NEW YORK (Reuters) – Wall Street rose for the third time in four days on Thursday as the U.S. Federal Reserve unleashed its latest program designed to buttress local governments and businesses crushed by moves to slow the coronavirus outbreak.
FILE PHOTO: A man crosses a nearly deserted Nassau Street in front of the New York Stock Exchange (NYSE) in the financial district of lower Manhattan during the outbreak of the coronavirus disease (COVID-19) in New York City, New York, U.S., April 3, 2020. REUTERS/Mike Segar
In the $2.3 trillion package, the Fed said it would work with banks to offer four-year loans to companies of up to 10,000 employees and directly buy bonds of states and more populous counties and cities.
“It was unexpected and it has definitely given a shot in the arm not only to the overall equity market but also the high yield market,” said Sal Bruno, chief investment officer at IndexIQ in New York.
The financial index was up 4.11%, providing the biggest boost to the S&P 500, as banks rose sharply on the Fed’s backstop.

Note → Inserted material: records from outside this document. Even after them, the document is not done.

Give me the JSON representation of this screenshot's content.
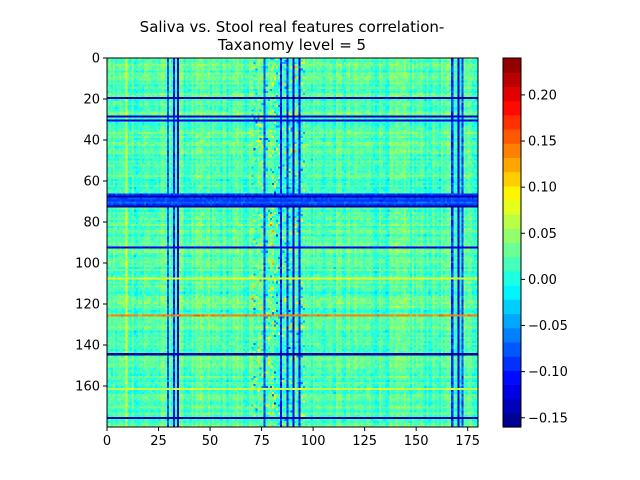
{
  "chart_data": {
    "type": "heatmap",
    "title_lines": [
      "Saliva vs. Stool real features correlation-",
      "Taxanomy level = 5"
    ],
    "xlabel": "",
    "ylabel": "",
    "rows": 180,
    "cols": 180,
    "xlim": [
      0,
      180
    ],
    "ylim": [
      180,
      0
    ],
    "x_ticks": [
      0,
      25,
      50,
      75,
      100,
      125,
      150,
      175
    ],
    "y_ticks": [
      0,
      20,
      40,
      60,
      80,
      100,
      120,
      140,
      160
    ],
    "colormap": "jet",
    "vmin": -0.16,
    "vmax": 0.24,
    "colorbar_ticks": [
      -0.15,
      -0.1,
      -0.05,
      0.0,
      0.05,
      0.1,
      0.15,
      0.2
    ],
    "colorbar_tick_labels": [
      "−0.15",
      "−0.10",
      "−0.05",
      "0.00",
      "0.05",
      "0.10",
      "0.15",
      "0.20"
    ],
    "colorbar_levels": 26,
    "background_value": 0.02,
    "bands": [
      {
        "axis": "row",
        "index": 19,
        "value": -0.14
      },
      {
        "axis": "row",
        "index": 28,
        "value": -0.13
      },
      {
        "axis": "row",
        "index": 30,
        "value": -0.12
      },
      {
        "axis": "row",
        "index": 66,
        "value": -0.09
      },
      {
        "axis": "row",
        "index": 67,
        "value": -0.14
      },
      {
        "axis": "row",
        "index": 68,
        "value": -0.08
      },
      {
        "axis": "row",
        "index": 69,
        "value": -0.09
      },
      {
        "axis": "row",
        "index": 70,
        "value": -0.07
      },
      {
        "axis": "row",
        "index": 71,
        "value": -0.09
      },
      {
        "axis": "row",
        "index": 72,
        "value": -0.15
      },
      {
        "axis": "row",
        "index": 92,
        "value": -0.12
      },
      {
        "axis": "row",
        "index": 107,
        "value": 0.08
      },
      {
        "axis": "row",
        "index": 125,
        "value": 0.14
      },
      {
        "axis": "row",
        "index": 144,
        "value": -0.15
      },
      {
        "axis": "row",
        "index": 161,
        "value": 0.07
      },
      {
        "axis": "row",
        "index": 175,
        "value": -0.14
      },
      {
        "axis": "col",
        "index": 9,
        "value": 0.07
      },
      {
        "axis": "col",
        "index": 29,
        "value": -0.07
      },
      {
        "axis": "col",
        "index": 32,
        "value": -0.1
      },
      {
        "axis": "col",
        "index": 34,
        "value": -0.12
      },
      {
        "axis": "col",
        "index": 76,
        "value": -0.08
      },
      {
        "axis": "col",
        "index": 84,
        "value": -0.1
      },
      {
        "axis": "col",
        "index": 87,
        "value": -0.09
      },
      {
        "axis": "col",
        "index": 90,
        "value": -0.12
      },
      {
        "axis": "col",
        "index": 93,
        "value": -0.1
      },
      {
        "axis": "col",
        "index": 167,
        "value": -0.09
      },
      {
        "axis": "col",
        "index": 170,
        "value": -0.12
      },
      {
        "axis": "col",
        "index": 172,
        "value": -0.08
      }
    ]
  }
}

J.P. Morgan rose over 7.50%, leading gains on the Dow. Shares of iBoxx High Yield Corporate Bond Fund climbed 5.92%.
That helped take the sting out of another tough report on the labor market, with weekly initial jobless claims topping the 6 million mark for a second straight week.
The defensive real estate and utilities sectors also rose more than 4%.
The Dow Jones Industrial Average rose 191.56 points, or 0.82%, to 23,625.13, the S&P 500 gained 25.36 points, or 0.92%, to 2,775.34 and the Nasdaq Composite added 11.85 points, or 0.15%, to 8,102.75.
The S&P 500 has gained more than 12% in the holiday-shortened week on early signs of the outbreak hitting a peak and aggressive global stimulus, on track for its best weekly performance since 1974. The Dow, up nearly 13%, was poised for its biggest weekly percentage gain since 1938.
If gains hold through the day, the benchmark index would have logged its best week since October 1974.
While public health experts stressed the need to keep people apart to contain the contagion, the restrictions have strangled the economy and sparked widespread production cuts, layoffs and projections of a severe recession.
In a sign that the disease’s curve was flattening in New York, the epicenter of the U.S. outbreak, New York Governor Andrew Cuomo said new hospitalizations fell to a fresh low of 200, although deaths spiked to another new high.
Major averages were well off their earlier highs, however, as oil prices reversed course and turned lower as OPEC and its allies held talks about production cuts, sending the energy sector down 3.63%.
“The fact they are at the table, virtually talking, is a decent sign, probably not a great sign, but a decent sign,” said Bruno.
Walt Disney Co jumped 3.57%, as the company said its Disney+ streaming service had attracted more than 50 million paid users globally.
Advancing issues outnumbered declining ones on the NYSE by a 5.30-to-1 ratio; on Nasdaq, a 2.88-to-1 ratio favored advancers.
The S&P 500 posted 5 new 52-week highs and no new lows; the Nasdaq Composite recorded 14 new highs and 8 new lows.